2016-07-08 Thread Shreyas B. Prabhu
POWER ISA v3 defines a new idle processor core mechanism. In summary,
 a) new instruction named stop is added. This instruction replaces
instructions like nap, sleep, rvwinkle.
 b) new per thread SPR named PSSCR is added which controls the behavior
of stop instruction. 

PSSCR has following key fields
Bits 0:3  - Power-Saving Level Status. This field indicates the
lowest power-saving state the thread entered since stop
instruction was last executed.

Bit 42 - Enable State Loss  
0 - No state is lost irrespective of other fields  
1 - Allows state loss

Bits 44:47 - Power-Saving Level Limit  
This limits the power-saving level that can be entered into.

Bits 60:63 - Requested Level  
Used to specify which power-saving level must be entered on
executing stop instruction

Stop idle states and their properties like name, latency, target
residency, psscr value are exposed via device tree.

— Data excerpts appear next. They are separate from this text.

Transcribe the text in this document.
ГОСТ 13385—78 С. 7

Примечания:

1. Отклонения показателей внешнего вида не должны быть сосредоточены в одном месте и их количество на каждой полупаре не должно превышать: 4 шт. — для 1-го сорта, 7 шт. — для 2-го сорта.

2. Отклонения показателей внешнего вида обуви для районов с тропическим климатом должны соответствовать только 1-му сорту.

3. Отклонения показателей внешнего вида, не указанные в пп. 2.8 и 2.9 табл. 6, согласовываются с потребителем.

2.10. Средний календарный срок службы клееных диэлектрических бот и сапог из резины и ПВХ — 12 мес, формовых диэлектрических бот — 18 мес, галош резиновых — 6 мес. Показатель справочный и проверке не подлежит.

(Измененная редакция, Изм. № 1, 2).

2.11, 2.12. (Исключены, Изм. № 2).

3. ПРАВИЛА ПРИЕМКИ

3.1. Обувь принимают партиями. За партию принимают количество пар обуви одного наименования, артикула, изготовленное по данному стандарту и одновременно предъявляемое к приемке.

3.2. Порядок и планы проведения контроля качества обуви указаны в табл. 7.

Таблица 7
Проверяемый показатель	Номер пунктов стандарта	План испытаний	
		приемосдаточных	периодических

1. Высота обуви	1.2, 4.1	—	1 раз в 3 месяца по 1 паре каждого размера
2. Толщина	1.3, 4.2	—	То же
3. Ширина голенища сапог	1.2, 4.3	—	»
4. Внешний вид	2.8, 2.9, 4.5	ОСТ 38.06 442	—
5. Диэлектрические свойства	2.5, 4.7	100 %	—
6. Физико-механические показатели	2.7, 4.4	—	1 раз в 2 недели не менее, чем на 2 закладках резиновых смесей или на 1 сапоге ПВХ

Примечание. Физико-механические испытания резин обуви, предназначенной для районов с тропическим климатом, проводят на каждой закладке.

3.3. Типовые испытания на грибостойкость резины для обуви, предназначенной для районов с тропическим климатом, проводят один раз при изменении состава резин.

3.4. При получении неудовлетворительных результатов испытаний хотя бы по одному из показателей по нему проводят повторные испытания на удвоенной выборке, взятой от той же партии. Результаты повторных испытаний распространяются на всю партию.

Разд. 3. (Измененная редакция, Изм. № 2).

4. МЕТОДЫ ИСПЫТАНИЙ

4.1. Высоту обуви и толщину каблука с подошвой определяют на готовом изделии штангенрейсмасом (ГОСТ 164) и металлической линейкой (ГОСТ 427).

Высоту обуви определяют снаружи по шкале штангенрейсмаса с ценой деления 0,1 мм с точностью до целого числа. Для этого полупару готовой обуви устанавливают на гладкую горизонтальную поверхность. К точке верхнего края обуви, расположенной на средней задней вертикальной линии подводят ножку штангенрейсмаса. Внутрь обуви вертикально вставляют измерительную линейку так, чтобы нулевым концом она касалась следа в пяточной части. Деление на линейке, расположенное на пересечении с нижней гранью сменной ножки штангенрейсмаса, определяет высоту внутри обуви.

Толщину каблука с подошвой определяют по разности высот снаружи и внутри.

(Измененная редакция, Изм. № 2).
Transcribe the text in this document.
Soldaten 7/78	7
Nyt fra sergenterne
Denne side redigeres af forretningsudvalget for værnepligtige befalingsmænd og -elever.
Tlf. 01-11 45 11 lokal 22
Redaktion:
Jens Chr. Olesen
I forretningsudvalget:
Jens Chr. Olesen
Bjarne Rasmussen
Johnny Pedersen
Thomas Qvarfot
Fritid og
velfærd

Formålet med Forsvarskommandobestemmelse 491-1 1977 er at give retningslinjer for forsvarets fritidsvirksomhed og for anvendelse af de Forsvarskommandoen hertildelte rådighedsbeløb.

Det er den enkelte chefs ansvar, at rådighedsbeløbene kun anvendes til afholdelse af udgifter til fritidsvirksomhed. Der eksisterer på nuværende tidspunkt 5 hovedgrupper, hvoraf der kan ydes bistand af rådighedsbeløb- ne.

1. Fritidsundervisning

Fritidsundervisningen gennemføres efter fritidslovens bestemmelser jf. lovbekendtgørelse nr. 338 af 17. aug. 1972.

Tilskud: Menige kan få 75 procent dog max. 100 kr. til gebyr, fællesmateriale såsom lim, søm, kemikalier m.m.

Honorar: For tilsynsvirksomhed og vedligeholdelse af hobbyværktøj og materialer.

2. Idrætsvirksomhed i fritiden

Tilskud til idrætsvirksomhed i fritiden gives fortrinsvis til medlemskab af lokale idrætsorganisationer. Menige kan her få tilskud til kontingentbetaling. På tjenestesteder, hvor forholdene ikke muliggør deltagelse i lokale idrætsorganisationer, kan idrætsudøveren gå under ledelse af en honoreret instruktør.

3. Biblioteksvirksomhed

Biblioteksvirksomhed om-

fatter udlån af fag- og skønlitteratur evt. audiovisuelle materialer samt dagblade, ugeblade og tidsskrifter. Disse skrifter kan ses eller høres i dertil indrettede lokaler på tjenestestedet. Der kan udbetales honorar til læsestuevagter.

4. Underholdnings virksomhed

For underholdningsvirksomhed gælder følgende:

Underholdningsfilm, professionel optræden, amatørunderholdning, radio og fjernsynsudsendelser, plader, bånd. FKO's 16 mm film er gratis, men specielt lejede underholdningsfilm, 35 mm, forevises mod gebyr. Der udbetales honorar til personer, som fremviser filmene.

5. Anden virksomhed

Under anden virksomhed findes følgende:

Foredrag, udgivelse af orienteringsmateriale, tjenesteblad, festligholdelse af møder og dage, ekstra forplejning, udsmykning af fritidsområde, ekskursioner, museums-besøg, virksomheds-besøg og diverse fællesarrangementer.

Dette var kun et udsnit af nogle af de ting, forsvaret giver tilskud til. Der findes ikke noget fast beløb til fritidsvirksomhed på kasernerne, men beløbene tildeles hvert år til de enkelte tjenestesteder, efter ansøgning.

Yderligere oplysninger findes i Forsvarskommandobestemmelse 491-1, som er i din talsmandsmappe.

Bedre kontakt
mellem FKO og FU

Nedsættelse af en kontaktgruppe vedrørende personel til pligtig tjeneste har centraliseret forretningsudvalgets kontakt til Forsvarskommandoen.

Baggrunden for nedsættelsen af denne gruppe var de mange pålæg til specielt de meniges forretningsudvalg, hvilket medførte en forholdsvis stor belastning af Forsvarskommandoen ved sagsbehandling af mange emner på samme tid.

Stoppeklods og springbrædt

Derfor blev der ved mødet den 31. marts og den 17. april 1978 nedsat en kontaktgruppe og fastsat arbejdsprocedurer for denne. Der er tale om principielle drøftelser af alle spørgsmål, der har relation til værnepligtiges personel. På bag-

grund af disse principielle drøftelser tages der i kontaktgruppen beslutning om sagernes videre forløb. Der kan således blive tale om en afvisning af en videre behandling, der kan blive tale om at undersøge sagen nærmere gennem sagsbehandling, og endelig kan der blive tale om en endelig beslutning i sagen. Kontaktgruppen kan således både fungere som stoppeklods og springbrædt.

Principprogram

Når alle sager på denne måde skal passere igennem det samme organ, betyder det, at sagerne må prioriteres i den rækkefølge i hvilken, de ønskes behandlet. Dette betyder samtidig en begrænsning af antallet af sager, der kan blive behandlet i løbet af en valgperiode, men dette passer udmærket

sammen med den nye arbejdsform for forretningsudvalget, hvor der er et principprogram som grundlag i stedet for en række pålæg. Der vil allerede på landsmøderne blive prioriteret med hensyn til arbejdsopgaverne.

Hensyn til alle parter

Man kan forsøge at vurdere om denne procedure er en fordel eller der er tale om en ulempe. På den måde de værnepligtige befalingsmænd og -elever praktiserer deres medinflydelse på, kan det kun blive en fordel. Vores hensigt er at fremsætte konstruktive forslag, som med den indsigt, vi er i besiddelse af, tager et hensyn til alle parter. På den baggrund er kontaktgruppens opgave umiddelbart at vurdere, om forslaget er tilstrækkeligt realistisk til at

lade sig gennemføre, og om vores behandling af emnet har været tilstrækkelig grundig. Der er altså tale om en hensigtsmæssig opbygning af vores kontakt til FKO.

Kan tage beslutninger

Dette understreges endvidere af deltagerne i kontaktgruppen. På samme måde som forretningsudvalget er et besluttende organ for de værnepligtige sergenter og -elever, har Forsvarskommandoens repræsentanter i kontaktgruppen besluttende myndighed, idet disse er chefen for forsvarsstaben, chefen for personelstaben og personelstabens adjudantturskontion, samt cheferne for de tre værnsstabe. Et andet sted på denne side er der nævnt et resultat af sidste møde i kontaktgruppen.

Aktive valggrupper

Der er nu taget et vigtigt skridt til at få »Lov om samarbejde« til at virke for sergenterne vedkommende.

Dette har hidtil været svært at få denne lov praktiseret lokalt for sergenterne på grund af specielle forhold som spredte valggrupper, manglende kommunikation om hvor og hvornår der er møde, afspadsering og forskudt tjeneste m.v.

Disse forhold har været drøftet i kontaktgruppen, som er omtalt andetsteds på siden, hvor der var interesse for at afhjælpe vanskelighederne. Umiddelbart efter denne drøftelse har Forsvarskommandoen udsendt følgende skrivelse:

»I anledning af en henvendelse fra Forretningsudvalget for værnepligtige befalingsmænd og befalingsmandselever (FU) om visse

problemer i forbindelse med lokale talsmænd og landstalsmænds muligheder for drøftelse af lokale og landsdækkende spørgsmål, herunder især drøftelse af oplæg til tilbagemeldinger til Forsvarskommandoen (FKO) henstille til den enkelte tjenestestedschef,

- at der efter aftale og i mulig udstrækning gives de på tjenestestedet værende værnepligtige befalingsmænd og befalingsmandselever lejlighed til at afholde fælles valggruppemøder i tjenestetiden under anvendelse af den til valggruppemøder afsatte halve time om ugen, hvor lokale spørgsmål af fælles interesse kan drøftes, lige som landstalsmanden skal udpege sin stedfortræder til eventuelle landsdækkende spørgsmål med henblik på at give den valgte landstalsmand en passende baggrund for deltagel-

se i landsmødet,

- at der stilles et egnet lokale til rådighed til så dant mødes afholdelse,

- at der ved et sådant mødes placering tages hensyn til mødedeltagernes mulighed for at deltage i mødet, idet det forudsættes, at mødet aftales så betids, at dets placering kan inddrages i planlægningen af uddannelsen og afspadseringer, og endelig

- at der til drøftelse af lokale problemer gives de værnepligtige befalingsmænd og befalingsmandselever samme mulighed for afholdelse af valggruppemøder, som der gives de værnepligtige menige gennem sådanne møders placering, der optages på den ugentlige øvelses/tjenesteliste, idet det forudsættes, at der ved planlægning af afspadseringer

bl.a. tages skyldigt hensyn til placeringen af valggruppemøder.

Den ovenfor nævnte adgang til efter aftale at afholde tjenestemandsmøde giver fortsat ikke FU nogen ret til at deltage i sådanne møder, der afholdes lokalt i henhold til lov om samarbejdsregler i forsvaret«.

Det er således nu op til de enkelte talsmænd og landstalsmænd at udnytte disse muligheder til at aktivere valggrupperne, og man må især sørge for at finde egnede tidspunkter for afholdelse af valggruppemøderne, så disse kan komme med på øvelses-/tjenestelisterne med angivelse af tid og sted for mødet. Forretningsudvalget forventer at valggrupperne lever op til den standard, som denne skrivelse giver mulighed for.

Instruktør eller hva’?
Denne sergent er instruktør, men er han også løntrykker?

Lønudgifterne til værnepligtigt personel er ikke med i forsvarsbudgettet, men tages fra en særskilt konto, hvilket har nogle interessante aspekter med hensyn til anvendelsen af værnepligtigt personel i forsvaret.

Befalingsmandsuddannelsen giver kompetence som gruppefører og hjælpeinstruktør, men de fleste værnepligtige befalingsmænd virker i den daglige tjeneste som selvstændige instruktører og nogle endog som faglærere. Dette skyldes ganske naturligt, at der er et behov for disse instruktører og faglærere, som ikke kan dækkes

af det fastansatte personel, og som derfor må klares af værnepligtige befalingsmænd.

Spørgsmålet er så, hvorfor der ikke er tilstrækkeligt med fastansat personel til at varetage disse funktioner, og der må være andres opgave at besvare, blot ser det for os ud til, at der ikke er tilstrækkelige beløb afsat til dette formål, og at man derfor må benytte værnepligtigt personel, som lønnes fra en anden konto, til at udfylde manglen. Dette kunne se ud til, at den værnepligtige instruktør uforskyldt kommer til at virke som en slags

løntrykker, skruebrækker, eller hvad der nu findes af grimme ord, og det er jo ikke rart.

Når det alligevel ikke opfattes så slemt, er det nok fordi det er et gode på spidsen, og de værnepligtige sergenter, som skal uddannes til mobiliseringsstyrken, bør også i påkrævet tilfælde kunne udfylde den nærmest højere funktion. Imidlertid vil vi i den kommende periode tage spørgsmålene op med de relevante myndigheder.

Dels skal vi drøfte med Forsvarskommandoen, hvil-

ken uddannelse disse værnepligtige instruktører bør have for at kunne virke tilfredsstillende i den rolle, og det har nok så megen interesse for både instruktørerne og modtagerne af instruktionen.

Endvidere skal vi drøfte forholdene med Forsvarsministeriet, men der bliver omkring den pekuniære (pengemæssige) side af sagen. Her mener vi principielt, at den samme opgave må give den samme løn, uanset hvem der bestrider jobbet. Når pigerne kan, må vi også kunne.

This patch series adds support for this new mechanism.

Patches 1-6 are cleanups and code movement.
Patch 7 adds platform specific support for stop and psscr handling.
Patch 8 and 9 are minor cleanup in cpuidle driver.
Patch 10 adds cpuidle driver support.
Patch 11 makes offlined cpu use deepest stop state.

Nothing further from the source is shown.